Today marks three weeks since I had my transplant. In a lot of ways I am better than expected. I am trying to slowly take myself off pain pills. The incision pain has decreased a lot over the last week, but with my headaches, it is hard to take nothing.
The hardest part for me right now is that I am tired of excepting help. I still can't lift more than 10 pounds and I can not drive. So, there is a lot I can't do. My father was admitted into the hospital for an infection and is not expected to get home for a couple of days. This means Mom is helping Dad and not going to be around. This wouldn't be as tough, but Chris is off to the PGA offices in Florida next week for some testing. So I am going to be struggling alone. Mom has told me not to panic as she will find a way to keep me from being alone and stranded, but I know that taking care of me and Dad will be overwhelming for her.

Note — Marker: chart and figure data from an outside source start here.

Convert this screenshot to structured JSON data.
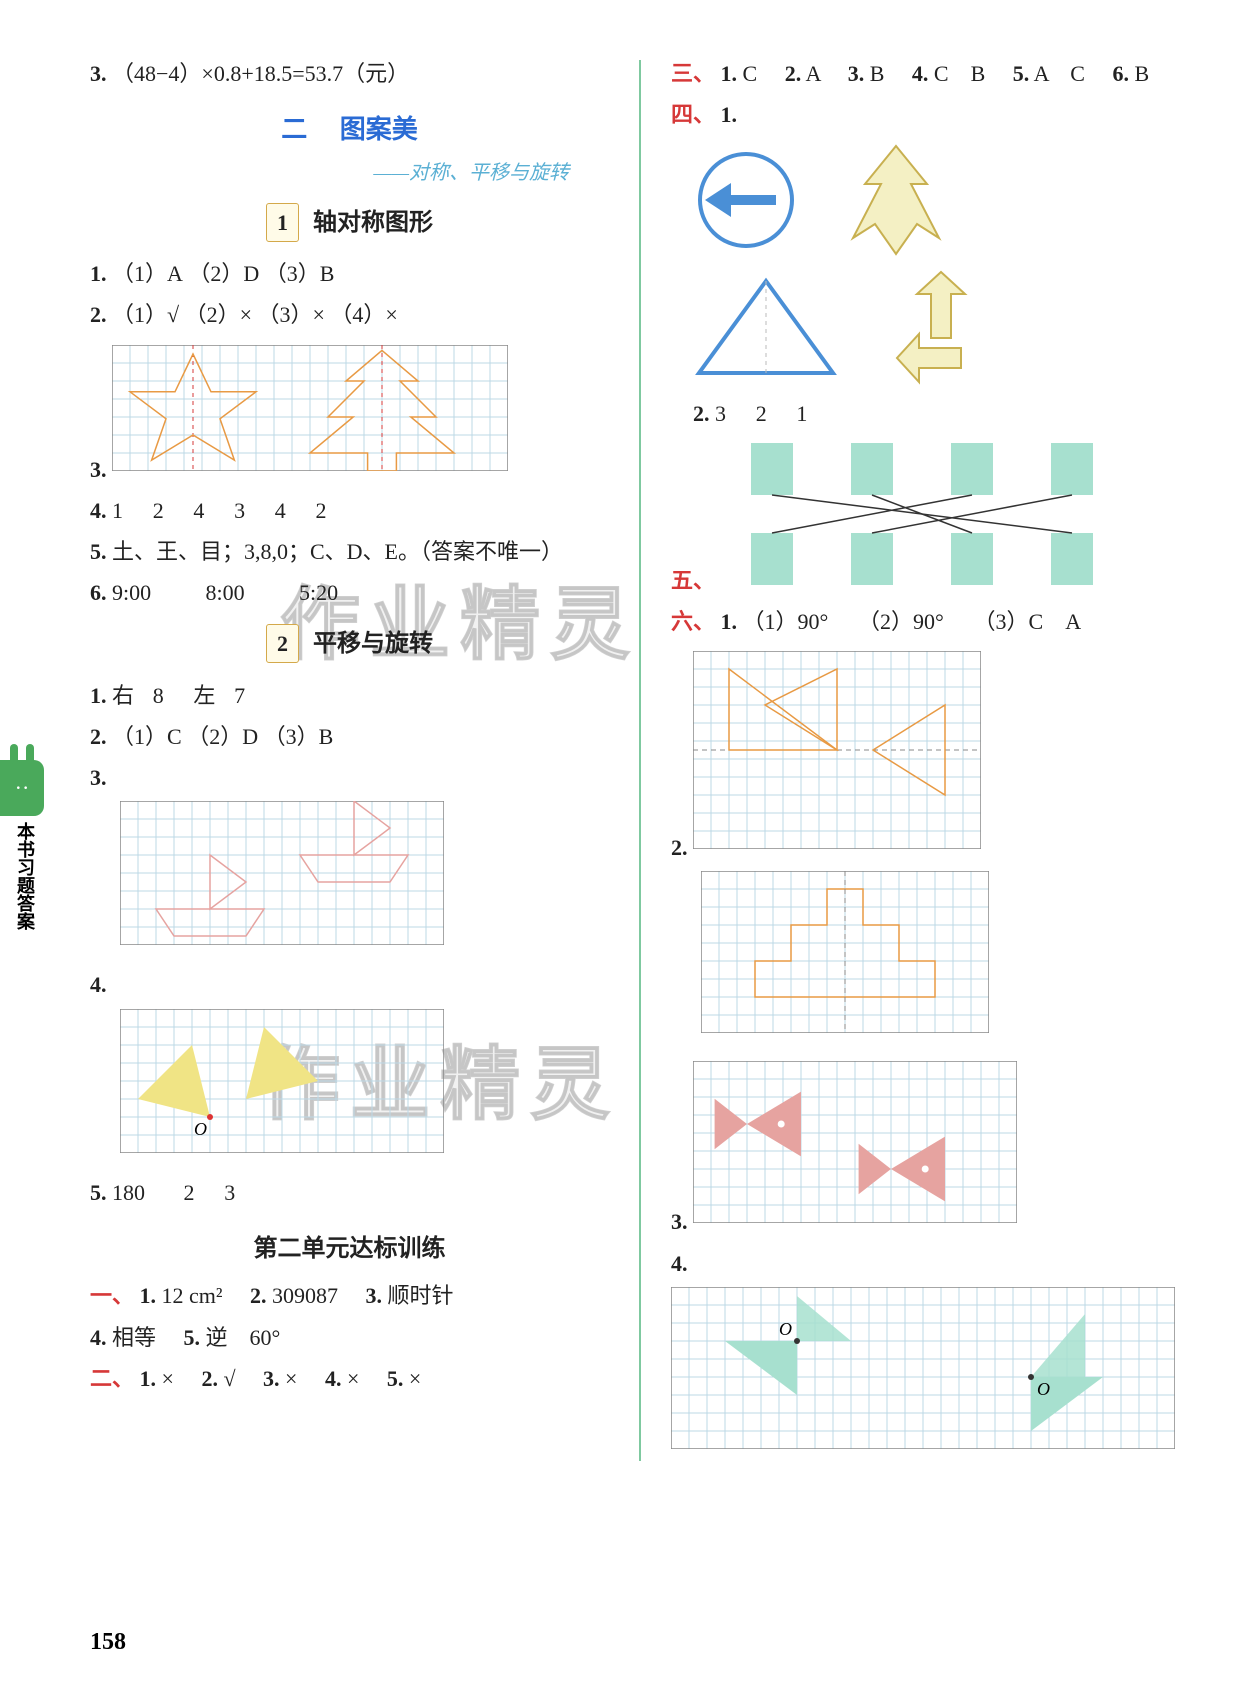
{
  "colors": {
    "blue": "#2a6bd4",
    "red": "#d63838",
    "teal": "#5bb0d4",
    "grid": "#bcd8e6",
    "star": "#e89a44",
    "tree": "#e89a44",
    "dash": "#d63838",
    "green_tab": "#4aa95b",
    "mint": "#a7e0cf",
    "fish": "#e6a3a0",
    "yellow": "#f0e485",
    "outline": "#888",
    "divider": "#7fc9a0",
    "badge_border": "#d4a94a"
  },
  "page_number": "158",
  "side_tab": {
    "label": "本书习题答案"
  },
  "watermark": "作业精灵",
  "left": {
    "top_line": {
      "num": "3.",
      "text": "（48−4）×0.8+18.5=53.7（元）"
    },
    "chapter": {
      "num": "二",
      "title": "图案美"
    },
    "sub_caption": "——对称、平移与旋转",
    "sec1": {
      "badge": "1",
      "title": "轴对称图形"
    },
    "s1_q1": {
      "num": "1.",
      "parts": [
        "（1）A",
        "（2）D",
        "（3）B"
      ]
    },
    "s1_q2": {
      "num": "2.",
      "parts": [
        "（1）√",
        "（2）×",
        "（3）×",
        "（4）×"
      ]
    },
    "s1_q3": {
      "num": "3."
    },
    "s1_q4": {
      "num": "4.",
      "vals": [
        "1",
        "2",
        "4",
        "3",
        "4",
        "2"
      ]
    },
    "s1_q5": {
      "num": "5.",
      "text": "土、王、目；3,8,0；C、D、E。（答案不唯一）"
    },
    "s1_q6": {
      "num": "6.",
      "vals": [
        "9:00",
        "8:00",
        "5:20"
      ]
    },
    "sec2": {
      "badge": "2",
      "title": "平移与旋转"
    },
    "s2_q1": {
      "num": "1.",
      "parts": [
        "右",
        "8",
        "左",
        "7"
      ]
    },
    "s2_q2": {
      "num": "2.",
      "parts": [
        "（1）C",
        "（2）D",
        "（3）B"
      ]
    },
    "s2_q3": {
      "num": "3."
    },
    "s2_q4": {
      "num": "4.",
      "o_label": "O"
    },
    "s2_q5": {
      "num": "5.",
      "vals": [
        "180",
        "2",
        "3"
      ]
    },
    "unit_title": "第二单元达标训练",
    "u_q1": {
      "prefix": "一、",
      "items": [
        {
          "n": "1.",
          "t": "12 cm²"
        },
        {
          "n": "2.",
          "t": "309087"
        },
        {
          "n": "3.",
          "t": "顺时针"
        }
      ]
    },
    "u_q1b": {
      "items": [
        {
          "n": "4.",
          "t": "相等"
        },
        {
          "n": "5.",
          "t": "逆　60°"
        }
      ]
    },
    "u_q2": {
      "prefix": "二、",
      "items": [
        {
          "n": "1.",
          "t": "×"
        },
        {
          "n": "2.",
          "t": "√"
        },
        {
          "n": "3.",
          "t": "×"
        },
        {
          "n": "4.",
          "t": "×"
        },
        {
          "n": "5.",
          "t": "×"
        }
      ]
    }
  },
  "right": {
    "q3": {
      "prefix": "三、",
      "items": [
        {
          "n": "1.",
          "t": "C"
        },
        {
          "n": "2.",
          "t": "A"
        },
        {
          "n": "3.",
          "t": "B"
        },
        {
          "n": "4.",
          "t": "C　B"
        },
        {
          "n": "5.",
          "t": "A　C"
        },
        {
          "n": "6.",
          "t": "B"
        }
      ]
    },
    "q4": {
      "prefix": "四、",
      "n1": "1."
    },
    "q4_2": {
      "n": "2.",
      "vals": [
        "3",
        "2",
        "1"
      ]
    },
    "q5": {
      "prefix": "五、"
    },
    "q6": {
      "prefix": "六、",
      "n1": "1.",
      "parts": [
        "（1）90°",
        "（2）90°",
        "（3）C　A"
      ]
    },
    "q6_2": {
      "n": "2."
    },
    "q6_3": {
      "n": "3."
    },
    "q6_4": {
      "n": "4.",
      "o_label": "O"
    }
  },
  "grids": {
    "star_tree": {
      "cols": 22,
      "rows": 7,
      "cell": 18
    },
    "boat": {
      "cols": 18,
      "rows": 8,
      "cell": 18
    },
    "rot_yel": {
      "cols": 18,
      "rows": 8,
      "cell": 18
    },
    "r_q2a": {
      "cols": 16,
      "rows": 11,
      "cell": 18
    },
    "r_q2b": {
      "cols": 16,
      "rows": 9,
      "cell": 18
    },
    "r_q3": {
      "cols": 18,
      "rows": 9,
      "cell": 18
    },
    "r_q4": {
      "cols": 28,
      "rows": 9,
      "cell": 18
    }
  }
}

I never expected to be so dependant on Chris. I was so independent when we met. Being sick is really teaching me to accept help and lean on Chris in a way I never knew I could. I am just so glad he is so patient with me. I will miss him greatly last week.
Sarah is doing great. She is learning to do little walks and even some very light weightlifting. By light, I mean 3 pound weights. Her and I are both very cautious as to not tear our internal stitches. I learned that lesson the hard way my last surgery when I didn't listen and tore my stitches and ended up with a surgical hernia. Now I know better. I always have to learn things the hard way. :)
Thanks again for all the support. The meals that come 3x a week are a life savor. Not having to worry about dinner or large grocery shopping is extremely helpful to me. The food has been amazing. I love to cook, and cant wait to be healthy enough to do so, but I definitely have some new recipes to try.
Had a blood test this morning to test my anti-rejection levels. I will let all know if there is any news.